5 thoughts on “The question people always want to ask: how do you make a living?

  1. Jamie, came across your great site, one which I have seen before in passing, but today read and enjoyed for the first time. I would like to congratulate you on your honest approach to wine and your excellently written articles since 2001! I will continue enjoying and seeking references to articles about aroma and taste, one of my growing interests. With better information we can all become more accomplished consumers and show more respect to the world’s best producers. WillH

  2. A nice frank answer to a question that often hangs in the air over wine writers. I could answer similarly, with a few key differences. I don’t have a newspaper column nowadays, but le Grand Noir, the wine of which I am a third owner, is gradually growing into quite a nice brand, and I am pleased to be involved with Meininger’s Wine Business Intl and the Mundus Vini competition.

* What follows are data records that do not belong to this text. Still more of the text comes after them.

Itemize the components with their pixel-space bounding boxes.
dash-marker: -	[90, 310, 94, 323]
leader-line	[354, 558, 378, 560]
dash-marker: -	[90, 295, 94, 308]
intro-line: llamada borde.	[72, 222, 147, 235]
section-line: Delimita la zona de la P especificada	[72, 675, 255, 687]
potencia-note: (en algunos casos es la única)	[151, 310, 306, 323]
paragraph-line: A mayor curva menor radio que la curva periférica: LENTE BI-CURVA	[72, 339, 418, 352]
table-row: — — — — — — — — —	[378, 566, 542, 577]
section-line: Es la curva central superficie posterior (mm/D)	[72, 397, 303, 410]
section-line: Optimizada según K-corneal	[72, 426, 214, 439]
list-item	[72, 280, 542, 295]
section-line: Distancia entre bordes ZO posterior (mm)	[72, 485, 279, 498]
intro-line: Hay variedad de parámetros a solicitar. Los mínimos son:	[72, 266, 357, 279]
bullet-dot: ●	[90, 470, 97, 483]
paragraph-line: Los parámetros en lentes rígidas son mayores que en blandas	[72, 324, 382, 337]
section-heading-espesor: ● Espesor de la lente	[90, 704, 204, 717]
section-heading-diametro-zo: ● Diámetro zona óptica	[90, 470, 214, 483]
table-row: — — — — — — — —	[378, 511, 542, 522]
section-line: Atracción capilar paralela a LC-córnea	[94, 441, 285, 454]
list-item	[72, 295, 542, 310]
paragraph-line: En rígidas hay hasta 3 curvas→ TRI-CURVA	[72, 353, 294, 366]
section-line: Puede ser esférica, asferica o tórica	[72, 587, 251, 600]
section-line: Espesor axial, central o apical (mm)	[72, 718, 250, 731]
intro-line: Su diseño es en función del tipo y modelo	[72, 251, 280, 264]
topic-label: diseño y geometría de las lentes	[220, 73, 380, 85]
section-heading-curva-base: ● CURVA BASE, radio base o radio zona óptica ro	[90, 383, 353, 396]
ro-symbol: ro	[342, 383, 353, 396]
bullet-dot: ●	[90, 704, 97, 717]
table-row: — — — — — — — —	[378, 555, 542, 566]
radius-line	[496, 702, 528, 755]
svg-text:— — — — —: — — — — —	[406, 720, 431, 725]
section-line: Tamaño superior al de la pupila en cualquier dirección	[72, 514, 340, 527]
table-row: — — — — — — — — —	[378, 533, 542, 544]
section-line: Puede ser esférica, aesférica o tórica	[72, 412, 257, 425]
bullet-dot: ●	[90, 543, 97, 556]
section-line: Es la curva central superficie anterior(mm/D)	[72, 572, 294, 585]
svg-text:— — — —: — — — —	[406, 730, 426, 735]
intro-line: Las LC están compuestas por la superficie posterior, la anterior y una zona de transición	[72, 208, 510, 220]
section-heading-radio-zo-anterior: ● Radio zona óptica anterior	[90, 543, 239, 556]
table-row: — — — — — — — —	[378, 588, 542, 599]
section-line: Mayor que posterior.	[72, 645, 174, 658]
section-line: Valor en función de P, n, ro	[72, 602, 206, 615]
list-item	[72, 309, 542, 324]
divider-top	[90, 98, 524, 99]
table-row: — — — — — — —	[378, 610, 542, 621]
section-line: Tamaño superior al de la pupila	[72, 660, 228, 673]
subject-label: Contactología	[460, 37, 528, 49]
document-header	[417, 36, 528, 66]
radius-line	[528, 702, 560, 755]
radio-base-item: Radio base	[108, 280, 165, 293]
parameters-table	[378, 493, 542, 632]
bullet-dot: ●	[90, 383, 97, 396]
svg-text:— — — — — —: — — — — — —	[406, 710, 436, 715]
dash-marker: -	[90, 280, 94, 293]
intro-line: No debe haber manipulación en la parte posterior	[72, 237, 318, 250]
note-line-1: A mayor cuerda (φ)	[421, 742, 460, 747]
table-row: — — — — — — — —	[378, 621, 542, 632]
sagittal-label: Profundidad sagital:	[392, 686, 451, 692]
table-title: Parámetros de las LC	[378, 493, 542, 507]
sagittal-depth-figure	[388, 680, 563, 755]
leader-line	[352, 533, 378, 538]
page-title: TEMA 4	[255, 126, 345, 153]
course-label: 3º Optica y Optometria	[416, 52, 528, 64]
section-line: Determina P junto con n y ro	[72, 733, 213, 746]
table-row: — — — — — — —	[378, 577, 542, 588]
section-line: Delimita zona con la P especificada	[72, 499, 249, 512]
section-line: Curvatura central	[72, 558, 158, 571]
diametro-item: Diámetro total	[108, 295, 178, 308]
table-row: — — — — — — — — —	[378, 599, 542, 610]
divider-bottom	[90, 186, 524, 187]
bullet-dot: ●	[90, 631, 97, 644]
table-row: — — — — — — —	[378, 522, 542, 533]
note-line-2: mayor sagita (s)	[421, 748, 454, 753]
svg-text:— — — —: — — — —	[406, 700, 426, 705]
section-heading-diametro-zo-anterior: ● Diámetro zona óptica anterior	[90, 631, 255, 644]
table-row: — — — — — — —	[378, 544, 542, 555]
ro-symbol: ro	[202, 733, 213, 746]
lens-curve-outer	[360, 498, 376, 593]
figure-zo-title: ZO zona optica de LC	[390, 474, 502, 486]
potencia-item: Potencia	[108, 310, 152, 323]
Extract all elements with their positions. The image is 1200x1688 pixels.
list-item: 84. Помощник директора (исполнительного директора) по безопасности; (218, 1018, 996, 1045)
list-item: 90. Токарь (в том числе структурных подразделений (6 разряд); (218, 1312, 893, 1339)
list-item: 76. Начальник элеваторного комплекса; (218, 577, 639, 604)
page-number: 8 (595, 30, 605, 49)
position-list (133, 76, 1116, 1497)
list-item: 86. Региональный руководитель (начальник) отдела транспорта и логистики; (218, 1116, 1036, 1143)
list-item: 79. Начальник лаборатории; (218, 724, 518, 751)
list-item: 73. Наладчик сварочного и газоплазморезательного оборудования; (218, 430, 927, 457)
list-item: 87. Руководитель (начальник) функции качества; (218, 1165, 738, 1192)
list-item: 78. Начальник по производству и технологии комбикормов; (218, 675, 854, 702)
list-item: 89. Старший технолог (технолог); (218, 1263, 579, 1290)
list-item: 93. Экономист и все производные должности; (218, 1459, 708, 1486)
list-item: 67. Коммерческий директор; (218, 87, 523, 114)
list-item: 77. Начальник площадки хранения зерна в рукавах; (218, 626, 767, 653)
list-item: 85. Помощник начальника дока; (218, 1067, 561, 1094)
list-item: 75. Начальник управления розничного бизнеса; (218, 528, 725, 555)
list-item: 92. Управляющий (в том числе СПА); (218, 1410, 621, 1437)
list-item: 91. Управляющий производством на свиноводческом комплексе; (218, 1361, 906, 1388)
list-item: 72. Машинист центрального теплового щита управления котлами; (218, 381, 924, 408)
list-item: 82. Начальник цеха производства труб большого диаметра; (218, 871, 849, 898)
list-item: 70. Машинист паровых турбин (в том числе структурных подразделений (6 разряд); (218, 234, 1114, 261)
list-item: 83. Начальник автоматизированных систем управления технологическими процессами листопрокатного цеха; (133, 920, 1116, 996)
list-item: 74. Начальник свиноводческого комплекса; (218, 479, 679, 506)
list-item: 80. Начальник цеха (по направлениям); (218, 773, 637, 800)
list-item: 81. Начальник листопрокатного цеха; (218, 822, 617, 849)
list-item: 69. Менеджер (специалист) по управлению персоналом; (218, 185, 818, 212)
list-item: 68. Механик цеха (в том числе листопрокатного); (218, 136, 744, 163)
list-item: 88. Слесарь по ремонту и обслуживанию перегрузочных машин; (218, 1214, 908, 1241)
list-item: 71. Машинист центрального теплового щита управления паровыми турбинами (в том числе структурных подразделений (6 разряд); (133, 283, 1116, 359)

    To my mind, one of the biggest challenges confronting would-be wine writers lies in avoiding becoming a PR for a region. I’ve supplied consultancy services to the generic bodies for Australia, Brazil and Georgia in recent times, for example, but these efforts have involved strategic advice rather than active promotion on my part. Some might reasonably claim that it’s a fine distinction, but I think it is supportable – like the tradition of wine writers being paid to host tastings of wines about which they are happy to talk.

    Where the water gets murky is when writers who are on a regional or national generic payroll use their writing skills to promote that region in ways that readers might suppose to be impartial.

  3. Great to see such a straight answer to a difficult question. Myself, I go about some of the same tracks that you do. I have had a regular column in a news paper, which I don’t anymore. I have regular sections in Revista de Vinhos, and occasional jobs for other magazines, Portuguese and international. I also do courses and regional tastings. But I have to say that another option one can consider is just not to give up his day job. This is what I’ve done, and it can allow you sufficient slack that you don’t have to embrace the dangerous path of the #awesome industry (something I sometimes call the #ausone industry).

  4. Agree with Robert re writers who concentrate on a region. I could think of a couple,who concentrate on Portugal, for example. Do these writers think we are idiots and that we think their opinions are totally impartial and objective ?
    Suppose you have not considered an option to donate to your site as per Cellar Tracker and Wine-Pages ? I for one,would be happy to make an annual donation,as I am sure others would.

  5. Yep, that’s about how it goes. Thanks for writing this Jamie. I’m a little shocked at the rate for 1000 words in a magazine over there across the pond, though it does put some offers I’ve received from UK publications in perspective. Seems like UK publications just pay much less than US outlets.

    The lure of doing marketing and PR writing for wineries is a pretty big lure for a lot of writers here in the U.S. I get approached to do that every so often, but feel it’s important to avoid going down that road. Several writers, though, have decided to make the plunge (Alan Goldfarb and Steve Heimoff being two prominent examples), and while they can hardly be blamed for doing what they need to in order to feed their families, it’s also hard not to feel like they’ve crossed a line that cannot be uncrossed. Their ties to the industry mean they can’t be objective critics anymore.

    The problem is, being an objective critic doesn’t pay (much).